As mentioned, our GDP growth rate topped out in Q4 of FY18, but our headline stock market index – Nifty climbed from 10700 levels to 12400 levels in Jan 2020 before crashing down till 7500 levels in March 2020 due to Covid19 outbreak. Even if we consider the period from the start of the Covid19 lockdown till today, our stock markets have given more than 50% return from recent lows when our economy is on the brink of the worst economic collapse since 2008 Great Financial Crisis. The number of salaried people who have lost their jobs amid the Covid-19 pandemic has now surged to 18.9 million, and about 5 million jobs were lost in July alone while salaries were cut for many others. There is no turnaround in sight.

NIFTY50 is India’s premier benchmark index. This is the broader index of top 50 companies via which most investors tap into India’s economic growth story. Despite muted trends in underlying economy our stock markets keep climbing. Even if we account the pandemic impact due to which we saw a few weeks of wild swings, the market is down a mere 8 percent from its peak. For past few years, the stock market has been growing increasingly detached from the mainstream Indian Economy.  

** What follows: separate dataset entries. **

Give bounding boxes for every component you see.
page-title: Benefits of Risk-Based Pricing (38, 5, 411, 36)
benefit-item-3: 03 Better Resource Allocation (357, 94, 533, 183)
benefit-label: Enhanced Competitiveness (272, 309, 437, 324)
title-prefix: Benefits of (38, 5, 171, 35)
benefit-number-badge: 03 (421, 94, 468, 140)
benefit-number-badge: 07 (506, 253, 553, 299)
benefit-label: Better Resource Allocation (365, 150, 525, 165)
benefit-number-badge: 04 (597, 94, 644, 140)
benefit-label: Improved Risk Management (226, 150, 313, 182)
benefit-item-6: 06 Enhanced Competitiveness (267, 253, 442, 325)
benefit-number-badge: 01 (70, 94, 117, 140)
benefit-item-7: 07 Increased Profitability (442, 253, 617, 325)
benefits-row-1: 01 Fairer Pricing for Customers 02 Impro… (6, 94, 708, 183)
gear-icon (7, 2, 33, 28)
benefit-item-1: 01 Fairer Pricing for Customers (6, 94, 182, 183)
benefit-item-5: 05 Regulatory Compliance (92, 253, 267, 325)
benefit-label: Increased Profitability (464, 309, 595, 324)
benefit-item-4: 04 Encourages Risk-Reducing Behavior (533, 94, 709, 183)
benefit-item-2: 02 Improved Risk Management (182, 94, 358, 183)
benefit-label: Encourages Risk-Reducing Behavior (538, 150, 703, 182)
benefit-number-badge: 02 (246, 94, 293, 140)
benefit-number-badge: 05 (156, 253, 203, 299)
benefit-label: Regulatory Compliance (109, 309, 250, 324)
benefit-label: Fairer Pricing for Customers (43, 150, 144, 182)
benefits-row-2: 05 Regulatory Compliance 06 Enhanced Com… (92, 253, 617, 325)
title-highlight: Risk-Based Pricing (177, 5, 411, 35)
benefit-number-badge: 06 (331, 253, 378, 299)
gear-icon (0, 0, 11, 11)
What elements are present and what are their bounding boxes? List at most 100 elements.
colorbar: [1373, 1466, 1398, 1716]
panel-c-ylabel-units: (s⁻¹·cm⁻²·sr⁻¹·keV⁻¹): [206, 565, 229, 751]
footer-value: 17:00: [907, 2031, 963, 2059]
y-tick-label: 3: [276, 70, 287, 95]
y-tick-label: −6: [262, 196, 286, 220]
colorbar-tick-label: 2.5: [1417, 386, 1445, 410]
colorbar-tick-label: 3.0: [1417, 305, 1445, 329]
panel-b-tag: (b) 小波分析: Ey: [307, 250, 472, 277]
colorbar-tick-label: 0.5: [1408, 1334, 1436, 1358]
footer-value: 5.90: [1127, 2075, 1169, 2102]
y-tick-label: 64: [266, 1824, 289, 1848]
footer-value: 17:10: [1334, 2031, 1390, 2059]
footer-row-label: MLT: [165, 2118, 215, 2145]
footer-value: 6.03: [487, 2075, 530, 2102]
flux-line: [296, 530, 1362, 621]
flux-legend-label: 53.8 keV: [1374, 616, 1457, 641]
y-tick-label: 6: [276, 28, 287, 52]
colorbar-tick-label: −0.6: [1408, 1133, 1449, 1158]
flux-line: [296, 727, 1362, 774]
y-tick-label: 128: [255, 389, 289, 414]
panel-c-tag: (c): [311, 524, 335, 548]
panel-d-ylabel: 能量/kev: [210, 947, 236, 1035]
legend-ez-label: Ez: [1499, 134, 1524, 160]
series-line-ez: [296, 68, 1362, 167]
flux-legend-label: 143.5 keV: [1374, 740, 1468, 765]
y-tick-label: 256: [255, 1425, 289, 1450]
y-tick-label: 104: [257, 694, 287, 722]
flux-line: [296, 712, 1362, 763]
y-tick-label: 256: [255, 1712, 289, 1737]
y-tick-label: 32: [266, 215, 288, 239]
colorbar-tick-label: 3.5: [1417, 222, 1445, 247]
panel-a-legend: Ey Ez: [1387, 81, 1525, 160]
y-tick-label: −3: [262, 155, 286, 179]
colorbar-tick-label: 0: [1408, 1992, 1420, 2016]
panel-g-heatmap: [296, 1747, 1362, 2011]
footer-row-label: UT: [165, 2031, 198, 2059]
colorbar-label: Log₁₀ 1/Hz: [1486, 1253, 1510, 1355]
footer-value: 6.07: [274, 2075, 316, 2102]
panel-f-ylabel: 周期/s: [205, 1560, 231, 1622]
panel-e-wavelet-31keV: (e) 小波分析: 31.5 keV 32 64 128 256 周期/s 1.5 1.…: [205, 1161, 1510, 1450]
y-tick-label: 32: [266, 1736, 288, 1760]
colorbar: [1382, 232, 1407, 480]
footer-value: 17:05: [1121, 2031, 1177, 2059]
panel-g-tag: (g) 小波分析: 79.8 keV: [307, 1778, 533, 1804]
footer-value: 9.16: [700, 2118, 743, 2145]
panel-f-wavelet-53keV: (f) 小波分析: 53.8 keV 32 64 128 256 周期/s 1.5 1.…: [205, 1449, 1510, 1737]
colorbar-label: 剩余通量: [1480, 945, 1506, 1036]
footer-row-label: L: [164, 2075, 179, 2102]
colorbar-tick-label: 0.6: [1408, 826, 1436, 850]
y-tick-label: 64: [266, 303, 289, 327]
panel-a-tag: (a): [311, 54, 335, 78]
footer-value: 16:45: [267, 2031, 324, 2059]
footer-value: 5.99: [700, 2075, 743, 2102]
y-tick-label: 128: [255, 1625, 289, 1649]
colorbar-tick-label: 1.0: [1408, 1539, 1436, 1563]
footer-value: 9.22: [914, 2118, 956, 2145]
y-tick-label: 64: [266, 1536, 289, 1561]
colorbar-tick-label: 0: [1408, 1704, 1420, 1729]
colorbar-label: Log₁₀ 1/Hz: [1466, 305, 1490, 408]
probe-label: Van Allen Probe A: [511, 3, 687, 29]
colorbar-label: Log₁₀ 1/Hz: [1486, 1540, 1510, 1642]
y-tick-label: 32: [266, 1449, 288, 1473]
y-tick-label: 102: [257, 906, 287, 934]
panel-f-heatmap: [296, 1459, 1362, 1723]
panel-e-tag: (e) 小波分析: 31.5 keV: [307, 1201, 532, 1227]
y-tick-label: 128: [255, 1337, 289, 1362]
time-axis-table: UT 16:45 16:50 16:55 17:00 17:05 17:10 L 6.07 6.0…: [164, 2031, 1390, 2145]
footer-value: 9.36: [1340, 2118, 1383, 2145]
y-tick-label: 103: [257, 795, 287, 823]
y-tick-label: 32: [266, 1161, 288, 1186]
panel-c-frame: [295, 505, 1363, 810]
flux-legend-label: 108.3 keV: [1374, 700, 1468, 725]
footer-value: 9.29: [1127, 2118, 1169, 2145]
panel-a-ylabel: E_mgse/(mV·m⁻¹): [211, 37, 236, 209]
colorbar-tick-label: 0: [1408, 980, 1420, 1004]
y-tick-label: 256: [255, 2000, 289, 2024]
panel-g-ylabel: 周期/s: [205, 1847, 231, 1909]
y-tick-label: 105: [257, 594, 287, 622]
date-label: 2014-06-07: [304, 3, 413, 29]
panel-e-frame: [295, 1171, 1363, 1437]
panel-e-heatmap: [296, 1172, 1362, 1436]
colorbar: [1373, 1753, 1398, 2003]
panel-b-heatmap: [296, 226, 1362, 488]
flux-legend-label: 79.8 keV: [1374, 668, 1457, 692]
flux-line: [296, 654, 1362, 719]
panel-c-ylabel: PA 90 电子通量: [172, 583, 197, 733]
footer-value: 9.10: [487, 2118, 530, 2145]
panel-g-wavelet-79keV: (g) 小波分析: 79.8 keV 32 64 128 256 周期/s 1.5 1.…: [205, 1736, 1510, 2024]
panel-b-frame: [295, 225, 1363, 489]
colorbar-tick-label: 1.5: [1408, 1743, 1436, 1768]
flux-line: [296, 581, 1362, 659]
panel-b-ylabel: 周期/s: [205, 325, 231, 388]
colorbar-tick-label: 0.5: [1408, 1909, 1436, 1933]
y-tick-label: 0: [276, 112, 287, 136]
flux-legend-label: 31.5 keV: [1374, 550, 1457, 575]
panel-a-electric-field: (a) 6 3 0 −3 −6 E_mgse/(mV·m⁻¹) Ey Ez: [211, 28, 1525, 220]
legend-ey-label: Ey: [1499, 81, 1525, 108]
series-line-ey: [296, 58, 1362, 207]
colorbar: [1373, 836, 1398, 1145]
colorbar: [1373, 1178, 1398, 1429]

Why is this happening & is there any adverse implications of this divergent trend on society?

Going by the current divergent trend, our stock markets certainly don’t reflect the economic situation by any standards. One key reason behind this divergence is excessive liquidity infusion by Central Bankers in the global markets including monetary easing done by RBI in India. Most of this global stimulus money has made its way into stock markets for easy and quick returns instead of materialising as real investments in the economy. Though, looking at the Nifty or Sensex may give you “All is well” feeling but it is actually paving building blocks for the future pain. The long-term implications of this fund flow trend from real economy to speculative financial instruments may prove to be a quite grave turn of events for societal development. While investors chasing Speculative assets like stocks and bonds for higher returns instead of investing in real capital assets like factories & businesses, this will give serious boost to economic curses like poverty and inequality. This trend reduces avenues of employment as more capital is diverted to unproductive riskier investments.